An increasing number of couples now live together, start a family, and have mutually dependent finances, without marrying. Research demonstrates that these cohabitants are less likely to have made a Will compared with couples who are married.
Under the current intestacy rules those who cohabit but are not married do not automatically inherit any of their partner’s estate when their partner dies without leaving a valid Will. This is regardless of whether the two have children and has no regard to the duration of the cohabitation.
The surviving partner is currently able to apply to Court to claim reasonable financial provision under the Inheritance (Provision for Family and Dependants) Act 1975 (“1975 Act”). Whilst this may result in provision being made on similar terms to the entitlement of a surviving spouse, it may also involve costly litigation against other family members of the deceased.
The proposed changes intend to modernise the law to reflect these modern family structures and minimise the need to resort to litigation.
The solution proposed by the Law Commission is to provide cohabitants who meet certain criteria with an automatic right to inherit from their deceased partner’s estate, similar to the rights of a spouse.
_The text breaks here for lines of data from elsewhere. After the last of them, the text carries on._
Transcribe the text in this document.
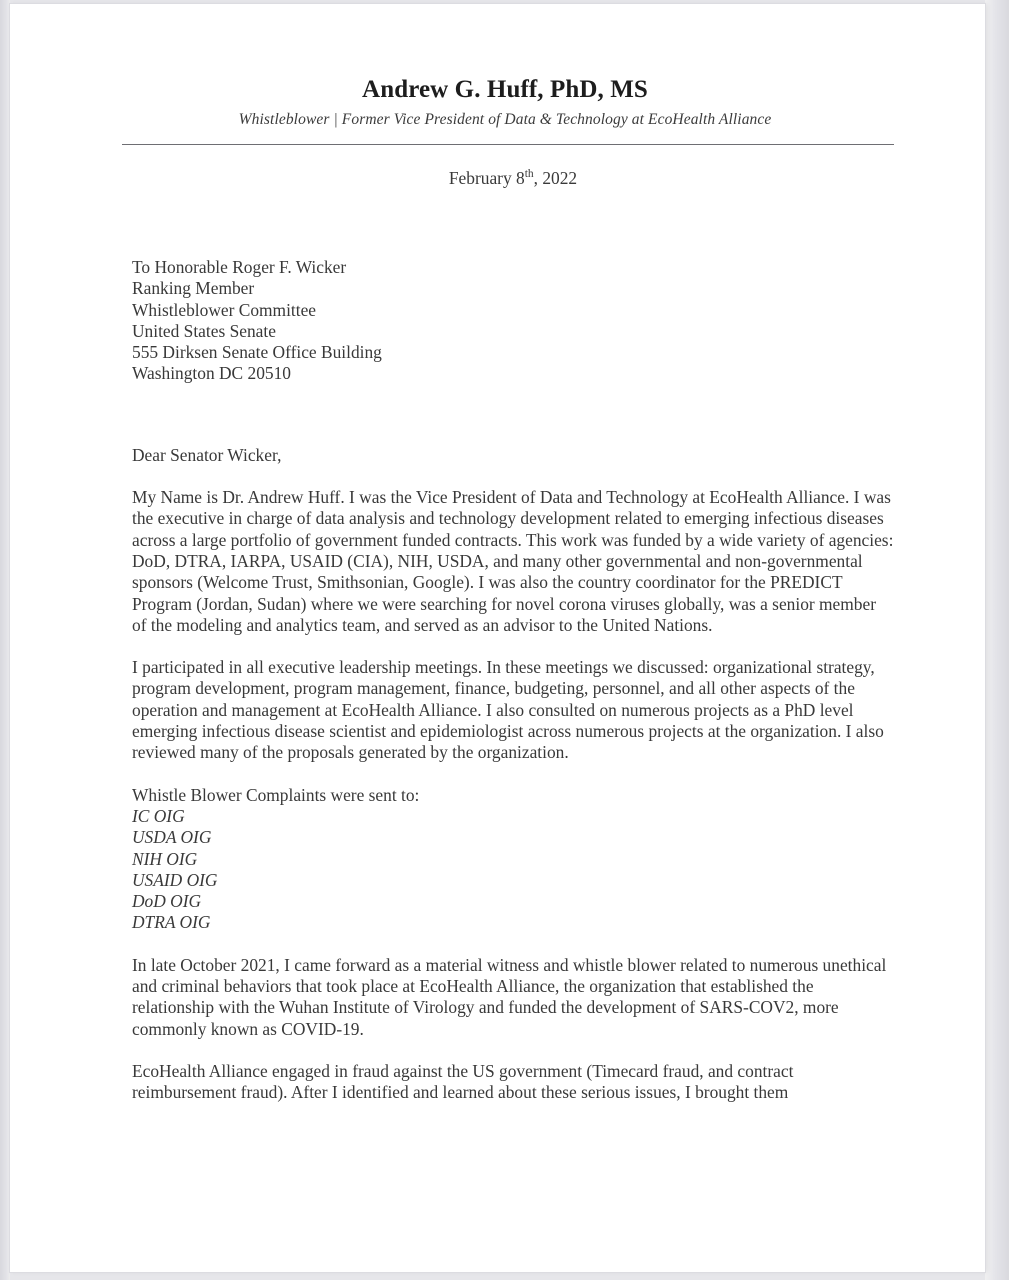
Andrew G. Huff, PhD, MS
Whistleblower | Former Vice President of Data & Technology at EcoHealth Alliance
February 8th, 2022
To Honorable Roger F. Wicker
Ranking Member
Whistleblower Committee
United States Senate
555 Dirksen Senate Office Building
Washington DC 20510

Dear Senator Wicker,

My Name is Dr. Andrew Huff. I was the Vice President of Data and Technology at EcoHealth Alliance. I was the executive in charge of data analysis and technology development related to emerging infectious diseases across a large portfolio of government funded contracts. This work was funded by a wide variety of agencies: DoD, DTRA, IARPA, USAID (CIA), NIH, USDA, and many other governmental and non-governmental sponsors (Welcome Trust, Smithsonian, Google). I was also the country coordinator for the PREDICT Program (Jordan, Sudan) where we were searching for novel corona viruses globally, was a senior member of the modeling and analytics team, and served as an advisor to the United Nations.

I participated in all executive leadership meetings. In these meetings we discussed: organizational strategy, program development, program management, finance, budgeting, personnel, and all other aspects of the operation and management at EcoHealth Alliance. I also consulted on numerous projects as a PhD level emerging infectious disease scientist and epidemiologist across numerous projects at the organization. I also reviewed many of the proposals generated by the organization.

Whistle Blower Complaints were sent to:

IC OIG
USDA OIG
NIH OIG
USAID OIG
DoD OIG
DTRA OIG

In late October 2021, I came forward as a material witness and whistle blower related to numerous unethical and criminal behaviors that took place at EcoHealth Alliance, the organization that established the relationship with the Wuhan Institute of Virology and funded the development of SARS-COV2, more commonly known as COVID-19.

EcoHealth Alliance engaged in fraud against the US government (Timecard fraud, and contract reimbursement fraud). After I identified and learned about these serious issues, I brought them
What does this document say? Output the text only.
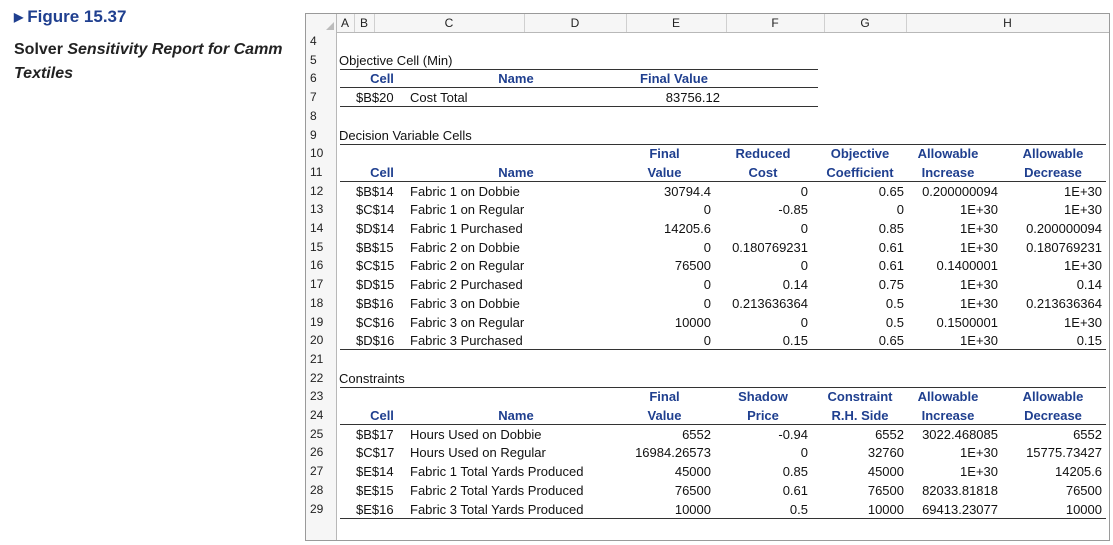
▶ Figure 15.37
Solver Sensitivity Report for Camm Textiles
A B	C	D	E	F	G	H
4
5
6
7
8
9
10
11
12
13
14
15
16
17
18
19
20
21
22
23
24
25
26
27
28
29
Objective Cell (Min)
Cell	Name	Final Value
$B$20 Cost Total	83756.12
Decision Variable Cells
Final	Reduced	Objective	Allowable	Allowable
Cell	Name	Value	Cost	Coefficient	Increase	Decrease
$B$14 Fabric 1 on Dobbie	30794.4	0	0.65	0.200000094	1E+30
$C$14 Fabric 1 on Regular	0	-0.85	0	1E+30	1E+30
$D$14 Fabric 1 Purchased	14205.6	0	0.85	1E+30	0.200000094
$B$15 Fabric 2 on Dobbie	0	0.180769231	0.61	1E+30	0.180769231
$C$15 Fabric 2 on Regular	76500	0	0.61	0.1400001	1E+30
$D$15 Fabric 2 Purchased	0	0.14	0.75	1E+30	0.14
$B$16 Fabric 3 on Dobbie	0	0.213636364	0.5	1E+30	0.213636364
$C$16 Fabric 3 on Regular	10000	0	0.5	0.1500001	1E+30
$D$16 Fabric 3 Purchased	0	0.15	0.65	1E+30	0.15
Constraints
Final	Shadow	Constraint	Allowable	Allowable
Cell	Name	Value	Price	R.H. Side	Increase	Decrease
$B$17 Hours Used on Dobbie	6552	-0.94	6552	3022.468085	6552
$C$17 Hours Used on Regular	16984.26573	0	32760	1E+30	15775.73427
$E$14 Fabric 1 Total Yards Produced	45000	0.85	45000	1E+30	14205.6
$E$15 Fabric 2 Total Yards Produced	76500	0.61	76500	82033.81818	76500
$E$16 Fabric 3 Total Yards Produced	10000	0.5	10000	69413.23077	10000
In summary, cohabiting partners will be given an entitlement to inherit following the death of their partner who died without a valid Will if:
- they have lived together continuously for at least five years lasting until death; or
- they have lived together continuously for at least two years, and had a child together, and were living in the household at the date of death.
The proposed changes should result in fewer 1975 Act claims as fewer cohabitants need to litigate in order to inherit. However other beneficiaries, who but for the cohabitant would have inherited, may decide to litigate. The biggest impact will be on adult children who are not the children of the surviving partner, who may find it difficult to establish a claim under the 1975 Act.
The proposals are currently only recommendations to government to implement change. Until implemented disappointed beneficiaries, including unmarried cohabitants, can still make a claim under the 1975 Act. Alternatively, cohabitants should execute Wills detailing their wishes in an attempt to avoid any dispute following their death.